Your recipe has quite a lot of unfermentables or poorly fermentables. What temperature did you mash at? How did you measure gravity (hydrometer vs refractometer)? Have you used nutrients? Did you aerate the wort? It's been going for just over two weeks, so it might take some more time given the OG. Give it at least a week or two more before jumping to conclusions.
In my experience pitching extra yeast often does not help with attenuation when you're this far into fermentation. If it does it will likely be very slow. If you want a nuclear option you could use Brettanomyces, but there's no telling where you will end up then and that would take very long as well.

If memory serves the mash temp was 154F.

I did use nutrients (Wyeast Beer) and aerated the wort. Several times. That's why I'm surprised it seems to have stalled out.

I did throw in some Nottingham. It looks like it's gathering its strength. A bit of foam is building on the surface of the beer.
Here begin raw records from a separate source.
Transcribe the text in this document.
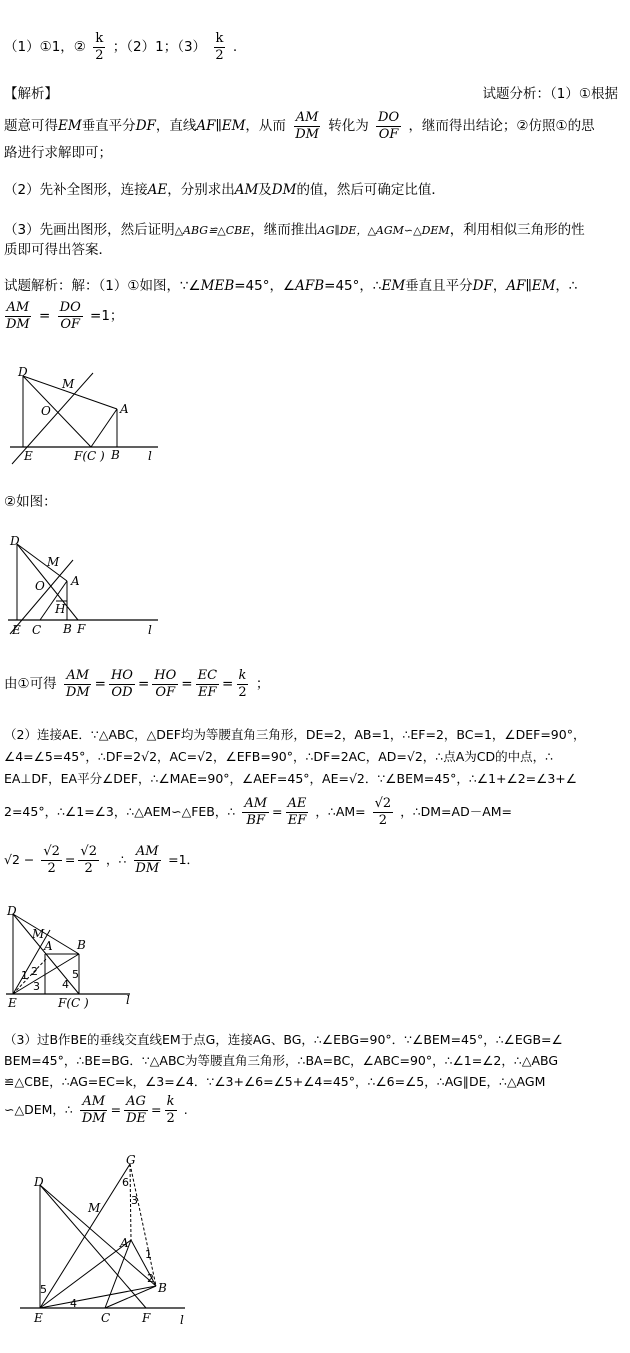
（1）①1，② $\frac{k}{2}$ ；（2）1；$(3) \frac{k}{2}$ .
【解析】	试题分析：（1）①根据
题意可得EM垂直平分DF，直线AF∥EM，从而 $\frac{AM}{DM}$ 转化为 $\frac{DO}{OF}$ ，继而得出结论；②仿照①的思
路进行求解即可；
（2）先补全图形，连接AE，分别求出AM及DM的值，然后可确定比值．
（3）先画出图形，然后证明△ABG≌△CBE，继而推出AG∥DE，△AGM∽△DEM，利用相似三角形的性
质即可得出答案．
试题解析：解：（1）①如图，∵∠MEB=45°，∠AFB=45°，∴EM垂直且平分DF，AF∥EM，∴
$\frac{AM}{DM} = \frac{DO}{OF} =1$；
D
M
O	A
E	F(C ) B l
②如图：
D
M
O A
H
E C B F	l
由①可得 $\frac{AM}{DM} = \frac{HO}{OD} = \frac{HO}{OF} = \frac{EC}{EF} = \frac{k}{2}$ ；
（2）连接AE．∵△ABC，△DEF均为等腰直角三角形，DE=2，AB=1，∴EF=2，BC=1，∠DEF=90°，
∠4=∠5=45°，∴DF=2√2，AC=√2，∠EFB=90°，∴DF=2AC，AD=√2，∴点A为CD的中点，∴
EA⊥DF，EA平分∠DEF，∴∠MAE=90°，∠AEF=45°，AE=√2．∵∠BEM=45°，∴∠1+∠2=∠3+∠
2=45°，∴∠1=∠3，∴△AEM∽△FEB，∴ $\frac{AM}{BF} = \frac{AE}{EF}$ ，∴AM= $\frac{√2}{2}$ ，∴DM=AD－AM=
$√2 - \frac{√2}{2} = \frac{√2}{2}$ ，∴ $\frac{AM}{DM} =1$．
D
M
A B
E	F(C )	l
1 2
3 4
5
（3）过B作BE的垂线交直线EM于点G，连接AG、BG，∴∠EBG=90°．∵∠BEM=45°，∴∠EGB=∠
BEM=45°，∴BE=BG．∵△ABC为等腰直角三角形，∴BA=BC，∠ABC=90°，∴∠1=∠2，∴△ABG
≌△CBE，∴AG=EC=k，∠3=∠4．∵∠3+∠6=∠5+∠4=45°，∴∠6=∠5，∴AG∥DE，∴△AGM
∽△DEM，∴ $\frac{AM}{DM} = \frac{AG}{DE} = \frac{k}{2}$ .
G
D
M
A
B
E	C	F l
6
3
1
2
5
4
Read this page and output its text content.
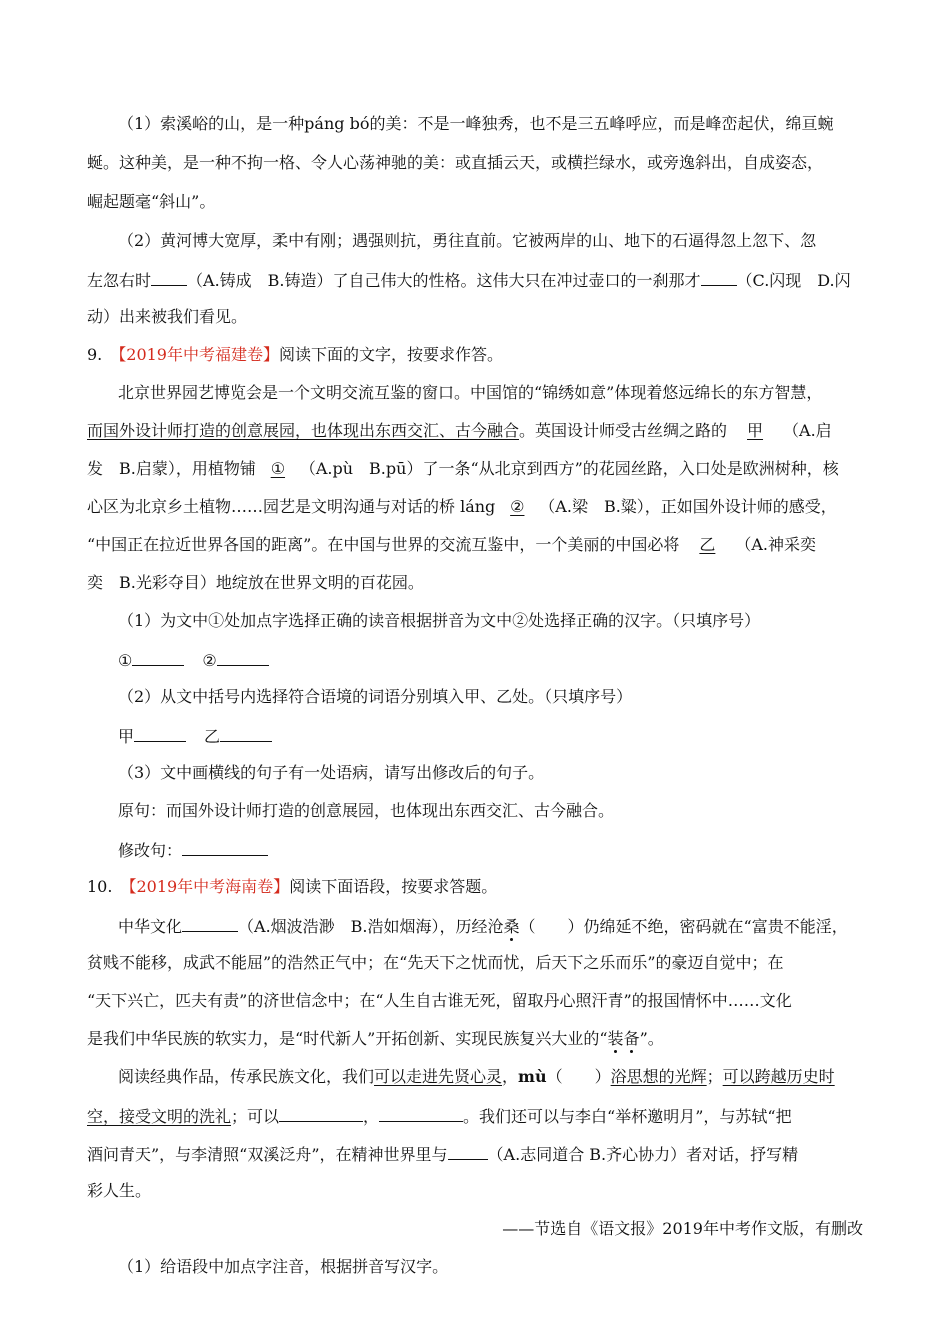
（1）索溪峪的山，是一种páng bó的美：不是一峰独秀，也不是三五峰呼应，而是峰峦起伏，绵亘蜿
蜒。这种美，是一种不拘一格、令人心荡神驰的美：或直插云天，或横拦绿水，或旁逸斜出，自成姿态，
崛起题毫“斜山”。
（2）黄河博大宽厚，柔中有刚；遇强则抗，勇往直前。它被两岸的山、地下的石逼得忽上忽下、忽
左忽右时 （A.铸成　B.铸造）了自己伟大的性格。这伟大只在冲过壶口的一刹那才 （C.闪现　D.闪
动）出来被我们看见。
9. 【2019年中考福建卷】阅读下面的文字，按要求作答。
北京世界园艺博览会是一个文明交流互鉴的窗口。中国馆的“锦绣如意”体现着悠远绵长的东方智慧，
而国外设计师打造的创意展园，也体现出东西交汇、古今融合。英国设计师受古丝绸之路的 甲 （A.启
发　B.启蒙），用植物铺 ① （A.pù　B.pū）了一条“从北京到西方”的花园丝路，入口处是欧洲树种，核
心区为北京乡土植物……园艺是文明沟通与对话的桥 láng ② （A.梁　B.粱），正如国外设计师的感受，
“中国正在拉近世界各国的距离”。在中国与世界的交流互鉴中，一个美丽的中国必将 乙 （A.神采奕
奕　B.光彩夺目）地绽放在世界文明的百花园。
（1）为文中①处加点字选择正确的读音根据拼音为文中②处选择正确的汉字。（只填序号）
①	②
（2）从文中括号内选择符合语境的词语分别填入甲、乙处。（只填序号）
甲	乙
（3）文中画横线的句子有一处语病，请写出修改后的句子。
原句：而国外设计师打造的创意展园，也体现出东西交汇、古今融合。
修改句：
10. 【2019年中考海南卷】阅读下面语段，按要求答题。
中华文化	（A.烟波浩渺　B.浩如烟海），历经沧桑（　　）仍绵延不绝，密码就在“富贵不能淫，
贫贱不能移，成武不能屈”的浩然正气中；在“先天下之忧而忧，后天下之乐而乐”的豪迈自觉中；在
“天下兴亡，匹夫有责”的济世信念中；在“人生自古谁无死，留取丹心照汗青”的报国情怀中……文化
是我们中华民族的软实力，是“时代新人”开拓创新、实现民族复兴大业的“装备”。
阅读经典作品，传承民族文化，我们可以走进先贤心灵，mù（　　）浴思想的光辉；可以跨越历史时
空，接受文明的洗礼；可以	，	。我们还可以与李白“举杯邀明月”，与苏轼“把
酒问青天”，与李清照“双溪泛舟”，在精神世界里与	（A.志同道合 B.齐心协力）者对话，抒写精
彩人生。
——节选自《语文报》2019年中考作文版，有删改
（1）给语段中加点字注音，根据拼音写汉字。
If it does get started, it's going to take a while.
 
If memory serves the mash temp was 154F.

I did use nutrients (Wyeast Beer) and aerated the wort. Several times. That's why I'm surprised it seems to have stalled out.

I did throw in some Nottingham. It looks like it's gathering its strength. A bit of foam is building on the surface of the beer.

If it does get started, it's going to take a while.
And how do you mash? Continuous heating? Since it's a small batch, using a stove or an oven? It could be that you overshot your temperature. It's a tad high for what your recipe states, but it still seems like a case of under-attenuation. I'm interested to see if this helps drop the gravity a bit more.
 
And how do you mash? Continuous heating? Since it's a small batch, using a stove or an oven? It could be that you overshot your temperature. It's a tad high for what your recipe states, but it still seems like a case of under-attenuation. I'm interested to see if this helps drop the gravity a bit more.

I mash in a cooler. And no, I can't hold a consistent mash temperature for more than ten minutes because it is such a small mass. Normally my beers over attenuate. Sometimes by quite a bit.

But in this case my cooler couldn't hold all the grains and liquid. So I mashed on the stove with a pot and a candy thermometer. I tried (and mostly failed) to hold the mash temp.

I believe the expected FG of this beer is something around 1.030. 1.050 is much too high. But if that's the best I can do then that is the best I can do.

I still just have some brown foam at the top of the beer. I would have expected the Nottingham yeast to get going by now if it is going to. I'll just wait and see what happens. I did stick the Nottingham into rather hellish conditions.